LONDRES (AFP - 11 octobre 2004) - L'augmentation de la présence du dioxyde de carbone dans l'atmosphère s'est accélérée de manière très inquiétante entre 2001 et 2003, selon des chiffres révélés lundi par la presse britannique à la veille d'une conférence annuelle de Greenpeace à Londres.
Selon les chiffres publiés par le "Guardian" et "The Independent", c'est la première fois que la quantité de dioxyde de carbone (le principal gaz à effet de serre) dans l'atmosphère a augmenté de plus de 2 particules par million de particules (ppm) par an et ce pendant deux années consécutives.
Entre 2001 et 2002, le nombre de particules de dioxyde de carbone par millions de particules est passé de 371,02 à 373,10 (une hausse de 2,08 ppm sur l'année).
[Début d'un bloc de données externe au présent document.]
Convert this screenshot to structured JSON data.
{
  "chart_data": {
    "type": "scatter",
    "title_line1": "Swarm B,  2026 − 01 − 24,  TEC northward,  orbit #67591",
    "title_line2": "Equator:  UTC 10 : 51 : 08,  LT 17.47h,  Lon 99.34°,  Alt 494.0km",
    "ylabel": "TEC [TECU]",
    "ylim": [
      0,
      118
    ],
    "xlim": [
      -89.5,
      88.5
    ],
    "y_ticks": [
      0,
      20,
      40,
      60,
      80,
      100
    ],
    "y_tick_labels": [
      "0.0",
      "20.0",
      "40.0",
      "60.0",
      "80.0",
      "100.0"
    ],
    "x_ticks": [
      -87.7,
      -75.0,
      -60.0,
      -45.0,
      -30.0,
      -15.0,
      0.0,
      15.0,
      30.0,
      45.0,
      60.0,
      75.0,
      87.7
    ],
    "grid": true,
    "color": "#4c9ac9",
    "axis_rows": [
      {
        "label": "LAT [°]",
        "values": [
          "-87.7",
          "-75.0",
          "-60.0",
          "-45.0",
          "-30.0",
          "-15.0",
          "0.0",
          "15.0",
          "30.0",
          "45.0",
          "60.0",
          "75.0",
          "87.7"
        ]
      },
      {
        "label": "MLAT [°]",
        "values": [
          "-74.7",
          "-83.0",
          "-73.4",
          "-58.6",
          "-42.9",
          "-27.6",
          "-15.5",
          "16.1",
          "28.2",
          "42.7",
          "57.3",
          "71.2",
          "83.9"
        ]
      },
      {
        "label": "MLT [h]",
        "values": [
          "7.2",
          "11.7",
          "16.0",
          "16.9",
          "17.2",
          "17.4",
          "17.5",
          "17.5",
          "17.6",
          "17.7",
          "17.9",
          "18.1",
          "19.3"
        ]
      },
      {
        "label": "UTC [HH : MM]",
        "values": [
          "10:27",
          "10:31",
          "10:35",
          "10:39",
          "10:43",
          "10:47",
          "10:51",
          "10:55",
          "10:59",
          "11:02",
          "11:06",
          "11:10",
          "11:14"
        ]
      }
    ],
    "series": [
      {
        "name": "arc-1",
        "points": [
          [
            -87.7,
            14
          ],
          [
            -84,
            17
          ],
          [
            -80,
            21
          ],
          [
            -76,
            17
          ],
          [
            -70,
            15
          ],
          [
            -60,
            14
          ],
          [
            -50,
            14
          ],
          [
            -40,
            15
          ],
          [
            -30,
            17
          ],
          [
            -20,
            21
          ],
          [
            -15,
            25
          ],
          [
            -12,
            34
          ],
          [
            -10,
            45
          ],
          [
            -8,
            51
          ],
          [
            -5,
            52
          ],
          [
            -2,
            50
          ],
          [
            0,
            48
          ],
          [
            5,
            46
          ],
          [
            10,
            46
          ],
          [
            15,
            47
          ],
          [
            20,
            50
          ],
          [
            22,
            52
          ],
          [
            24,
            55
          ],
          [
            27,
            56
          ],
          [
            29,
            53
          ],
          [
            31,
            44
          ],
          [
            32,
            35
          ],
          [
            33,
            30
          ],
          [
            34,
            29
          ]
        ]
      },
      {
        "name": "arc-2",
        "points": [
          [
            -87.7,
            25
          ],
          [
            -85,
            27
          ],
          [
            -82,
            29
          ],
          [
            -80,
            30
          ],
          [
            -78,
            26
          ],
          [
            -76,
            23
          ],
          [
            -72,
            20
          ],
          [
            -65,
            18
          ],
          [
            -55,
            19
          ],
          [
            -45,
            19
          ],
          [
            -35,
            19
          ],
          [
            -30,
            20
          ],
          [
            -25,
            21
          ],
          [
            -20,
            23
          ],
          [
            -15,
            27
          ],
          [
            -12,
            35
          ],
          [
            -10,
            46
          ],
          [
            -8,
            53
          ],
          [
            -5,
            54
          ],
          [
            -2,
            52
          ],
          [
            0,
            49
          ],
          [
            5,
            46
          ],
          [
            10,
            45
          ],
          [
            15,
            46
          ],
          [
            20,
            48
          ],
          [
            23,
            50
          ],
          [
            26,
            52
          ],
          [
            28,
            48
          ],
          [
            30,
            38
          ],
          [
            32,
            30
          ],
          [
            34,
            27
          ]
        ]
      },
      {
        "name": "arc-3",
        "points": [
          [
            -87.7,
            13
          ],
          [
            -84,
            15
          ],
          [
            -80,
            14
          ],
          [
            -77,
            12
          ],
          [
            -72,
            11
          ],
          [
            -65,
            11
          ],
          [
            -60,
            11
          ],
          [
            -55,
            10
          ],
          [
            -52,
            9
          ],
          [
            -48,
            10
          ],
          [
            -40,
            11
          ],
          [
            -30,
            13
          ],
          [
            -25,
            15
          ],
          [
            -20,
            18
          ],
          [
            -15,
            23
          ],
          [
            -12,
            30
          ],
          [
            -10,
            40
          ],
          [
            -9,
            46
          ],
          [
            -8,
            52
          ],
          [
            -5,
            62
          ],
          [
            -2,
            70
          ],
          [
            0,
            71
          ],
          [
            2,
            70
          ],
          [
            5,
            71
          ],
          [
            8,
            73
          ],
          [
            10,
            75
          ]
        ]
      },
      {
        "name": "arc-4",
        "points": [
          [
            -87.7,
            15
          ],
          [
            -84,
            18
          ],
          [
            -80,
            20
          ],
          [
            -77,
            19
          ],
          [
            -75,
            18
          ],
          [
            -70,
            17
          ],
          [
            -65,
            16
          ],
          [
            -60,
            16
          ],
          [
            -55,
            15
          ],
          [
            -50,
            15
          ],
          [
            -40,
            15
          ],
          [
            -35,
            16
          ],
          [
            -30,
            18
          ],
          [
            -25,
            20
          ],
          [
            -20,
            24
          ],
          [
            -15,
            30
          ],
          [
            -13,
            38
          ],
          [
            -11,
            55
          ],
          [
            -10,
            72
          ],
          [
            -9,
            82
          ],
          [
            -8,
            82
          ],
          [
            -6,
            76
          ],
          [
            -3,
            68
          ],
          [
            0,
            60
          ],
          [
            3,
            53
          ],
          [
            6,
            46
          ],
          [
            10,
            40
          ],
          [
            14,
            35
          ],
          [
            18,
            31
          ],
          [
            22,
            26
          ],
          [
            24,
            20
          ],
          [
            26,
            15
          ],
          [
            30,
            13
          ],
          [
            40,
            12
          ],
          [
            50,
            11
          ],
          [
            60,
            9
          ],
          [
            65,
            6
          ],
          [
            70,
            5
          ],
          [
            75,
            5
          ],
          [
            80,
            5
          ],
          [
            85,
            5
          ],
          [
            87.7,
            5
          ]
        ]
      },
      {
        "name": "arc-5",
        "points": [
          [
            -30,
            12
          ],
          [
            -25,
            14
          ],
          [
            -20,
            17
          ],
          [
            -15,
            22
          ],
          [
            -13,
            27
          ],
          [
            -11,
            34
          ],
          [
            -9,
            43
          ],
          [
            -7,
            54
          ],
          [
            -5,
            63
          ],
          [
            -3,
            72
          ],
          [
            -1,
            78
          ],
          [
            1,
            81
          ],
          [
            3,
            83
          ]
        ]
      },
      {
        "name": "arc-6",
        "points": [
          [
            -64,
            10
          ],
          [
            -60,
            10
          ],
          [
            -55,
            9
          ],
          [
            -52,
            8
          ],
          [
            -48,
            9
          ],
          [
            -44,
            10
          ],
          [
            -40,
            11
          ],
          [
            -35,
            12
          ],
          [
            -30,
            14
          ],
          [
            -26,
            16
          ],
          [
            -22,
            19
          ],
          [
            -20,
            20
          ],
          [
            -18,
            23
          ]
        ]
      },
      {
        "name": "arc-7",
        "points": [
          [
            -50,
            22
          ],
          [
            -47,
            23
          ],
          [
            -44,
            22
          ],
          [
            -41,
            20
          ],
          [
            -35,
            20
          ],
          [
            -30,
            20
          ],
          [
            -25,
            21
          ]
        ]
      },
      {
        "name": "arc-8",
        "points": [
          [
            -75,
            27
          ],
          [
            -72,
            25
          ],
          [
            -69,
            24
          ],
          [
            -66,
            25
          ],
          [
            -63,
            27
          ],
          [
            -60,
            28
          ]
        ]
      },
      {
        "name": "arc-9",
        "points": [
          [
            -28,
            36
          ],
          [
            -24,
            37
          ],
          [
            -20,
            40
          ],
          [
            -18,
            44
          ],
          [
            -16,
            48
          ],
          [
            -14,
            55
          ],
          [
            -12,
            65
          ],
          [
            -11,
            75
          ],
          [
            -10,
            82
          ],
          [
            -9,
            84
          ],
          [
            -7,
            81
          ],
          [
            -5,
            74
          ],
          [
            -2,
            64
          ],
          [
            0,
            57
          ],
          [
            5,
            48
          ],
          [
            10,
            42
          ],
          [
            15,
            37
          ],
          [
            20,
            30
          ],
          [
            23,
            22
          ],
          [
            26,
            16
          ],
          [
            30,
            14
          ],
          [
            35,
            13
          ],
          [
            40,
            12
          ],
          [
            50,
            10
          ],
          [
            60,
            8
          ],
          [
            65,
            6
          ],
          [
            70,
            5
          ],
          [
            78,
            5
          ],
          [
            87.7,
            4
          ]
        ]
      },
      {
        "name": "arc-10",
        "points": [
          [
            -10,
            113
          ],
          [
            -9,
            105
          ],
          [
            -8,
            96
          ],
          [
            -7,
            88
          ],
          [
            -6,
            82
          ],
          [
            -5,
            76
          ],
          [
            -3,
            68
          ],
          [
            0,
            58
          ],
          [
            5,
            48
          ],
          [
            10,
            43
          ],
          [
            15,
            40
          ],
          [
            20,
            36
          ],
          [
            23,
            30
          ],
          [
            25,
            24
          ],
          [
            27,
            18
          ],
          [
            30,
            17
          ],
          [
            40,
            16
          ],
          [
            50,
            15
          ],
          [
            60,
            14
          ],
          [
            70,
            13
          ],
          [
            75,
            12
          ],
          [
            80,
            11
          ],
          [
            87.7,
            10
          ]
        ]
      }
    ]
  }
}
Puis il a encore progressé à 375,64 en 2003, soit une hausse annuelle de 2,54 ppm.
Ces données sont enregistrées au sommet du mont Mauna Loa à Hawaï depuis 1958 par les services de Charles Keeling, un chercheur américain.
Selon ce chercheur, seules quatre années jusque là (1973, 1988, 1994 et 1998) avaient connu des hausses de la concentration de dioxyde de carbone de plus de 2 ppm, et à chaque fois il s'agissait d'années marquées par le phénomène El Niño.
"L'augmentation du nombre de particules de dioxyde de carbone dans l'atmosphère de plus de 2 ppm pour deux années consécutives est un phénomène nouveau", a estimé Charles Keeling, cité par les deux quotidiens britanniques.
Le plus inquiétant pour le chercheur américain, 74 ans aujourd'hui, est qu'aucune de ces deux années n'étaient des années El Nino et qu'aucune donnée ne permet d'expliquer cette hausse.
Selon Charles Keeling, l'une des explications à ce phénomène pourrait être un affaiblissement de la capacité de la terre à absorber le dioxyde de carbone en excès, "un affaiblissement des éviers à dioxyde de carbone (NDLR: les océans et les forêts) associé au réchauffement de la planète et résultant d'une réaction au changement climatique".
Selon le Guardian, ces chiffres seront discutés mardi lors du Congrès annuel de Greenpeace, et ce en présence du conseiller scientifique du Premier ministre britannique Tony Blair, David King.
Source : AFP - Yahoo ! France - Actualités - lundi 11 octobre 2004, 8h39
SYDNEY (AFP - 29 mars 2004) - Des chercheurs australiens ont fait état lundi d'une augmentation alarmante des émissions de gaz à effet de serre au cours des deux dernières années, dont l'origine est presque totalement imputable à la consommation de combustibles fossiles
Le CSIRO, agence de recherche scientifique du gouvernement australien, a estimé que 18,7 milliards de tonnes de dioxyde de carbone, gaz à effet de serre considéré comme responsable du réchauffement mondial, avaient été rejetées dans l'atmosphère en 2002 et 17,1 milliards de tonnes l'an dernier.
Au cours des dix dernières années, la moyenne annuelle est de 13,3 milliards de tonnes de dioxyde de carbone rejetées dans l'atmosphère, avec un pic à 23 milliards en 1998, en raison notamment d'immenses feu de forêts en Indonésie, a indiqué le CSIRO.
Le responsable de ces travaux, Paul Fraser, s'est dit alarmé de cette nouvelle escalade des rejets de CO2 "en dépit des efforts au niveau mondial pour tenter de réduire ces émissions de gaz".
"Ces résultats sont inquiétants parce que le dioxyde de carbone est le principal responsable des changements climatiques", a-t-il indiqué dans un communiqué.
"Je suis assez surpris que les niveaux soient si élevés sans l'apport d'émissions dues aux feux de forêts", a-t-il indiqué, précisant que la consommation de combustibles, comme le gaz, le charbon ou le pétrole étaient en cause.
Les données du CSIRO viennent conforter des résultats similaires d'un organisme scientifique américain, qui a annoncé la semaine dernière des pics saisonniers d'émisisons de dioxyde de carbone relevés l'an dernier à Hawaï.
Le gouvernement australien fait l'objet de critiques des organisations écologiques en raison de son refus, à l'instar des Etats-Unis, de ratifier le protocole de Kyoto sur la réduction des émissions de gaz à effet de serre.